President’s FY2017 Budget Addresses Student Debt, College Affordability and Completion


The budget also streamlines the five existing IDR plans into one similar to the REPAYE plan. We strongly support the goal of simplifying income-driven repayment options, which has bipartisan support. While the proposed plan is a strong starting point, it should still be improved upon before becoming the only IDR plan, including by limiting payments to 20 years for all borrowers as we and thousands of others have urged. A maximum 20-year repayment period would help all borrowers focus sooner on other important priorities, like saving for their retirement and for their children’s education.

State Investment: The President’s America’s College Promise plan encourages states to invest in higher education, which is critical to improving college affordability and completion. It supports states that maintain higher education funding, and make certain reforms such as making community college tuition free so that Pell Grants can help students cover other college costs and stay in school.
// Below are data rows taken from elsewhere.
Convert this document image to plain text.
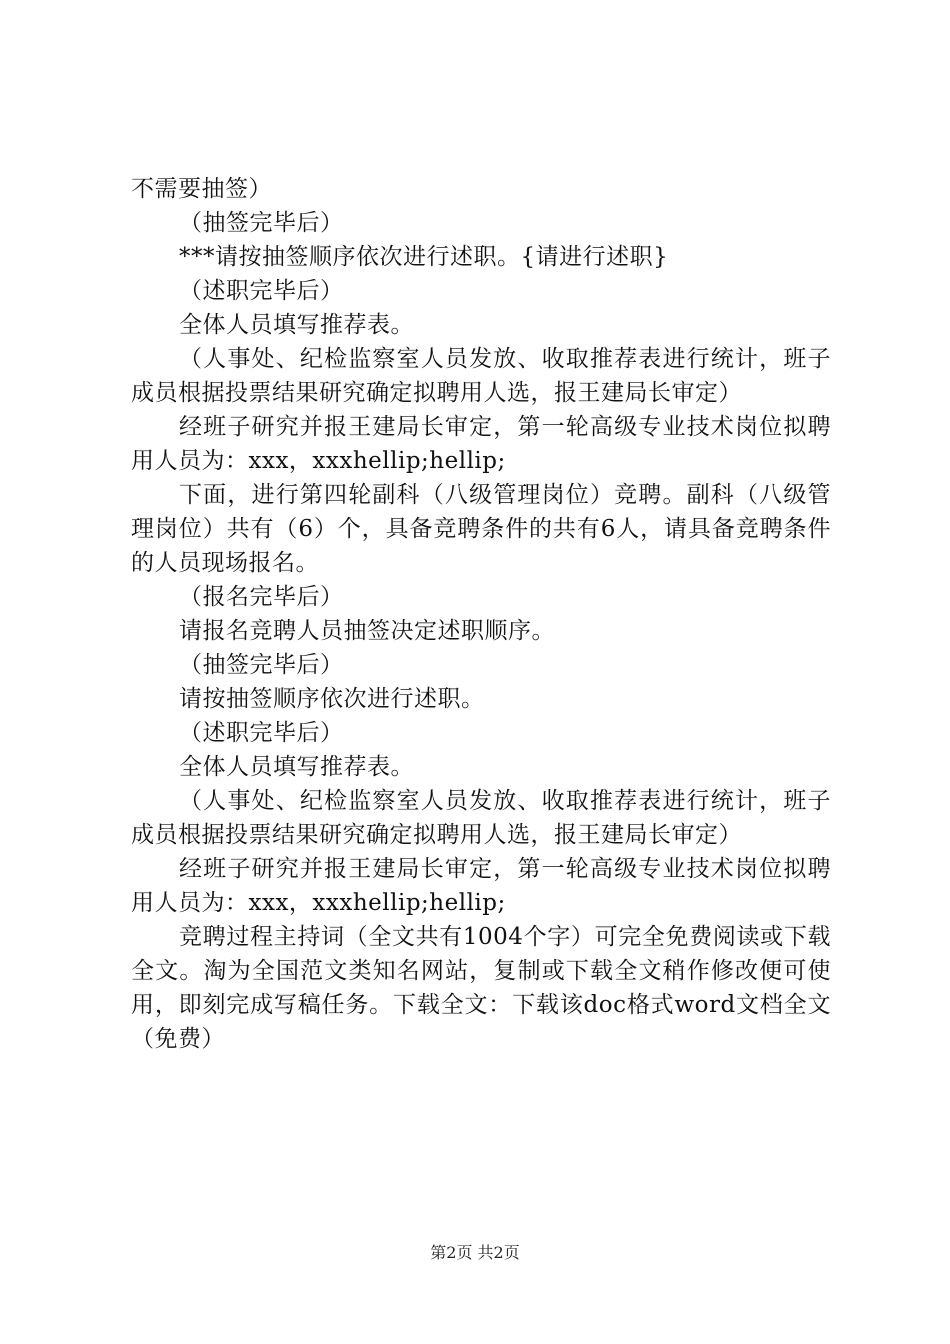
不需要抽签）

（抽签完毕后）

***请按抽签顺序依次进行述职。{请进行述职}

（述职完毕后）

全体人员填写推荐表。

（人事处、纪检监察室人员发放、收取推荐表进行统计，班子成员根据投票结果研究确定拟聘用人选，报王建局长审定）

经班子研究并报王建局长审定，第一轮高级专业技术岗位拟聘用人员为：xxx，xxxhellip;hellip;

下面，进行第四轮副科（八级管理岗位）竞聘。副科（八级管理岗位）共有（6）个，具备竞聘条件的共有6人，请具备竞聘条件的人员现场报名。

（报名完毕后）

请报名竞聘人员抽签决定述职顺序。

（抽签完毕后）

请按抽签顺序依次进行述职。

（述职完毕后）

全体人员填写推荐表。

（人事处、纪检监察室人员发放、收取推荐表进行统计，班子成员根据投票结果研究确定拟聘用人选，报王建局长审定）

经班子研究并报王建局长审定，第一轮高级专业技术岗位拟聘用人员为：xxx，xxxhellip;hellip;

竞聘过程主持词（全文共有1004个字）可完全免费阅读或下载全文。淘为全国范文类知名网站，复制或下载全文稍作修改便可使用，即刻完成写稿任务。下载全文：下载该doc格式word文档全文（免费）

第2页 共2页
Unlike many state and local free-tuition plans, the president’s plan recognizes that non-tuition costs are the biggest affordability challenge for students of limited means, with tuition accounting for just one-fifth of the cost of attending a community college.

College Accountability: The budget also takes additional steps to encourage colleges to get more students to graduation with meaningful credentials and manageable debt. It rewards colleges that successfully enroll and graduate students from all backgrounds through the College Opportunity and Graduation Bonus Program. In addition, it restores the 85-15 Rule and closes a loophole that has led unscrupulous for-profit colleges to aggressively and deceptively recruit veterans and service members into high-priced, low-quality programs. These reforms to the current 90-10 Rule have bipartisan support and have long been called for by TICAS and consumer and veterans advocates.

We also urge the Obama administration to strongly enforce existing laws and regulations to protect students and taxpayers from predatory and financially unstable colleges, including through the Department of Education’s newly established enforcement unit. Congress should also invest in strengthening the department’s enforcement capacity, which will more than pay for itself by reducing waste, fraud, and abuse.

Simplification: To improve access to resources that can help students and their families cover college costs, the budget takes significant steps to further simplify the federal student aid application process, and to streamline and better target federal education tax benefits. Many of these approaches to simplification reflect our longstanding recommendations and have bipartisan support.